Now that we have processed the sentence, we can convert it to numbers. To do that we can use Vectorizers. Vectorizer basically converts the words into an array. For example, we have three sentences 'i am good', 'he is a good person', 'i am a good person'. CountVectorizer (a type of a vectorizer) will count the instances of that word in a sentence and convert it into an array.
i | am | good | he | is | a | person | |
i am good | 1 | 1 | 1 | 0 | 0 | 0 | 0 |
he is a good person | 0 | 0 | 1 | 1 | 1 | 1 | 1 |
i am a good person | 1 | 1 | 1 | 0 | 0 | 1 | 1 |
We can use a count vectorizer or TF-IDF vectorizer. Tf-Idf vectorizer takes the whole of the data into consideration so I consider it better than the others.
cv = CountVectorizer()
X = cv.fit_transform(tweets_dataframe.text).toarray()
tfdifv = TfidfVectorizer()
X = tfdifv.fit_transform(tweets_dataframe.text).toarray()
We can either use count vectorizer or TFIDF vectorizer. After this let's convert our targets.
le = LabelEncoder()
Y = le.fit_transform(tweets_dataframe.sentiment)
print(le.classes_)
# ['Negative' 'Neutral' 'Positive']
Now create the test-train split.
x_train, x_test, y_train, y_test = train_test_split(X, Y, test_size = 0.15)
Now we can fit the data. Let first create logistic model and then we will create a model in Keras.
clf = LogisticRegression()
clf.fit(x_train, y_train)
y_train_pred = clf.predict(x_train)
print("Train accuracy = ", accuracy_score(y_train, y_train_pred))
y_test_pred = clf.predict(x_test)
print("Test accuracy = ", accuracy_score(y_test, y_test_pred))
# Train accuracy = 0.7368956743002545
# Test accuracy = 0.6708313310908217
Now let's create a model in Keras.
inshape = X.shape[-1]
outshape = len(le.classes_)
def get_model():
model = tf.keras.Sequential()
model.add(tf.keras.layers.Dense(4192, input_shape=(inshape,), activation='relu'))
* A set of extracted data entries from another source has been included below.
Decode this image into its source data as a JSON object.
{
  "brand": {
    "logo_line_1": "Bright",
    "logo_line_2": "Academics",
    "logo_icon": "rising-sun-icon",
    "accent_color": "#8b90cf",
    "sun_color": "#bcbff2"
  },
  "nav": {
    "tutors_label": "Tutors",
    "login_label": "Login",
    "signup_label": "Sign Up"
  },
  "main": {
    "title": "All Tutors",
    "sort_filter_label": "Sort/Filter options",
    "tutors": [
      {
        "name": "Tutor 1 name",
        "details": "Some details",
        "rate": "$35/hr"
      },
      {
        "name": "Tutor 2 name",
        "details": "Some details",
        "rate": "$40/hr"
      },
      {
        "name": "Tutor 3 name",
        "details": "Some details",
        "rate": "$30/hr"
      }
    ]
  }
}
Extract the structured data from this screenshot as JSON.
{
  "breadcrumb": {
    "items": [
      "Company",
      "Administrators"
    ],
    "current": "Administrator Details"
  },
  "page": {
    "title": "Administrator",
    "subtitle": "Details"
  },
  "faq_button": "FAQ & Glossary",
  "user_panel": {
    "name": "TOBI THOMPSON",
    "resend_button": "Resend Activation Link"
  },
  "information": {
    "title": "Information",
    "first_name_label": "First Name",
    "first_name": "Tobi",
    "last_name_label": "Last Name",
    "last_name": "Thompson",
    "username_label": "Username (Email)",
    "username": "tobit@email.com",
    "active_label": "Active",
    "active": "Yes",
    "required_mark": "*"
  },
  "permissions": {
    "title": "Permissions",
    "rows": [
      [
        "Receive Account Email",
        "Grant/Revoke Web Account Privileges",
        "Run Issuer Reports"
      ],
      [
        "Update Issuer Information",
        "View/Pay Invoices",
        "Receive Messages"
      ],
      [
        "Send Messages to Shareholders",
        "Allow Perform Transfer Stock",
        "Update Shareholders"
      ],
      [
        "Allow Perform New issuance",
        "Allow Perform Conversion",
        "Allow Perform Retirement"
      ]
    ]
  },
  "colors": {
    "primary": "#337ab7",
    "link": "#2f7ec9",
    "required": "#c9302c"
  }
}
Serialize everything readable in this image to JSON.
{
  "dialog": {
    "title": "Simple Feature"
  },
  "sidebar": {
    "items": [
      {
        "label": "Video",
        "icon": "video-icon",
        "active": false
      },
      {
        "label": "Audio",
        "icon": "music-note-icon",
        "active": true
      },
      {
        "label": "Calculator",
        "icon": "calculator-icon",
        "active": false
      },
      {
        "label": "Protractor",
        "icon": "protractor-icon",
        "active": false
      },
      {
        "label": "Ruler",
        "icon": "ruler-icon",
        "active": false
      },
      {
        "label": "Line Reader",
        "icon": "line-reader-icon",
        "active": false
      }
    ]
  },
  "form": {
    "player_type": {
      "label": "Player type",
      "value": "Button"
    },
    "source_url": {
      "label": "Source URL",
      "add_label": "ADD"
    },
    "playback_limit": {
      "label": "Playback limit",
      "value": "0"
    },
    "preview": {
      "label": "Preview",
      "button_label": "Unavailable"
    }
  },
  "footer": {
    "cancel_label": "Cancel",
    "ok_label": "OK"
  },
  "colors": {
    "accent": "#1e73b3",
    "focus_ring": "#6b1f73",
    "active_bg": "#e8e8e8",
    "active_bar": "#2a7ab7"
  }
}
model.add(tf.keras.layers.BatchNormalization(momentum=0.2))
model.add(tf.keras.layers.Dense(2096, input_shape=(inshape,), activation='relu'))
model.add(tf.keras.layers.BatchNormalization(momentum=0.2))
model.add(tf.keras.layers.Dense(512, activation='relu'))
model.add(tf.keras.layers.BatchNormalization(momentum=0.2))
model.add(tf.keras.layers.Dense(128, activation='relu'))
model.add(tf.keras.layers.Dropout(0.2))
model.add(tf.keras.layers.Dense(outshape, activation='softmax'))
return model
model = get_model()
model.summary()
model.compile('adam', loss='sparse_categorical_crossentropy', metrics=['accuracy'] )
model.fit(x_train, y_train, epochs=10, batch_size=128, validation_data=(x_test, y_test))
# loss: 0.2261 - acc: 0.9025 - val_loss: 1.9789 - val_acc: 0.6463
So this is how we handle textual data and fit a model on it. Thank you for reading this post.